Przeczytaj także: Recenzja Golden Brokers – Konkurencyjny broker
Należy również pamiętać, że każdy może cierpieć na syndrom oszusta. I często przez ludzi, których byś się nie spodziewał. Michelle Obama, żona byłego prezydenta USA, również przyznała się do syndromu oszusta pięć lat temu w wywiadzie dla BBC. „Poczucie, że ludzie nie powinni traktować mnie tak poważnie, tak naprawdę nigdy mnie nie opuściło” – powiedziała między innymi. I od razu dodała jedno doświadczenie, które może pomóc wielu osobom z syndromem impostora: „Zdradzę ci sekret. W swoim życiu miałam kontakt z niektórymi z najbardziej wpływowych ludzi na Ziemi. Pracowałam dla nie- organizacje nastawione na zysk, duże międzynarodowe firmy, były w ich zarządach, uczestniczyły w spotkaniach najpotężniejszych z całego świata. A ci ludzie nie są tak bystrzy, jak myślisz”.

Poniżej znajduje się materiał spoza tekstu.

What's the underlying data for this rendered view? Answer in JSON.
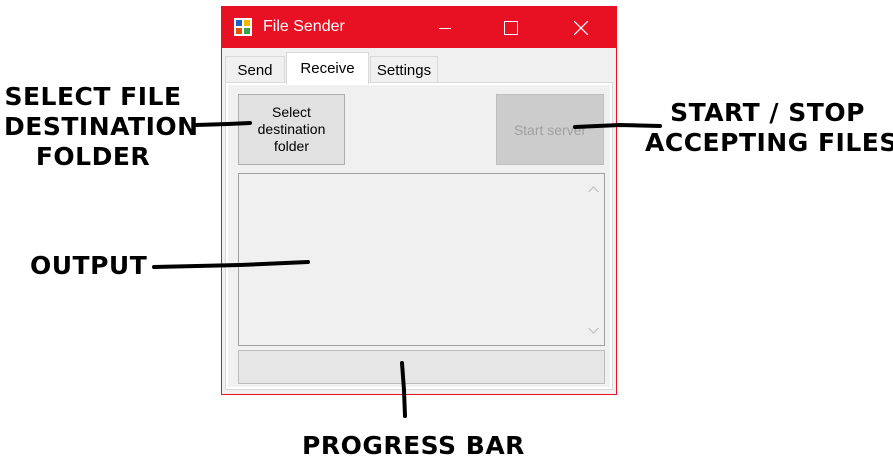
{
  "window": {
    "title": "File Sender",
    "accent_color": "#e81123",
    "icons": {
      "app": "app-icon",
      "minimize": "minimize-icon",
      "maximize": "maximize-icon",
      "close": "close-icon"
    }
  },
  "tabs": [
    {
      "label": "Send",
      "selected": false
    },
    {
      "label": "Receive",
      "selected": true
    },
    {
      "label": "Settings",
      "selected": false
    }
  ],
  "receive_panel": {
    "select_folder_button": {
      "line1": "Select",
      "line2": "destination",
      "line3": "folder"
    },
    "start_server_button": {
      "label": "Start server",
      "enabled": false
    },
    "output": {
      "text": ""
    },
    "progress": {
      "value": 0
    }
  },
  "annotations": {
    "select_folder": {
      "line1": "SELECT FILE",
      "line2": "DESTINATION",
      "line3": "FOLDER"
    },
    "start_stop": {
      "line1": "START / STOP",
      "line2": "ACCEPTING FILES"
    },
    "output": "OUTPUT",
    "progress": "PROGRESS BAR"
  }
}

Ale inne techniki mogą również pomóc w walce z syndromem oszusta. Możesz zacząć od spisania swoich osiągnięć na papierze. Kiedy zobaczysz tę listę, prawdopodobnie zdasz sobie sprawę, że nie mogłeś mieć tyle szczęścia tak często i że naprawdę jesteś dużo lepszy niż myślisz.
Możesz kontynuować, zapisując zadania, które musisz wykonać każdego dnia. Wprowadzi to pewien porządek w Twojej pracy, co pomoże Ci przezwyciężyć strach przed niewykonaniem zadania. Następnie zaznaczaj każde ukończone zadanie, aby zobaczyć, jak dobrze sobie radzisz.
Ten artykuł jest również dostępny w innych językach. Zobacz czeskie tłumaczenie tutaj.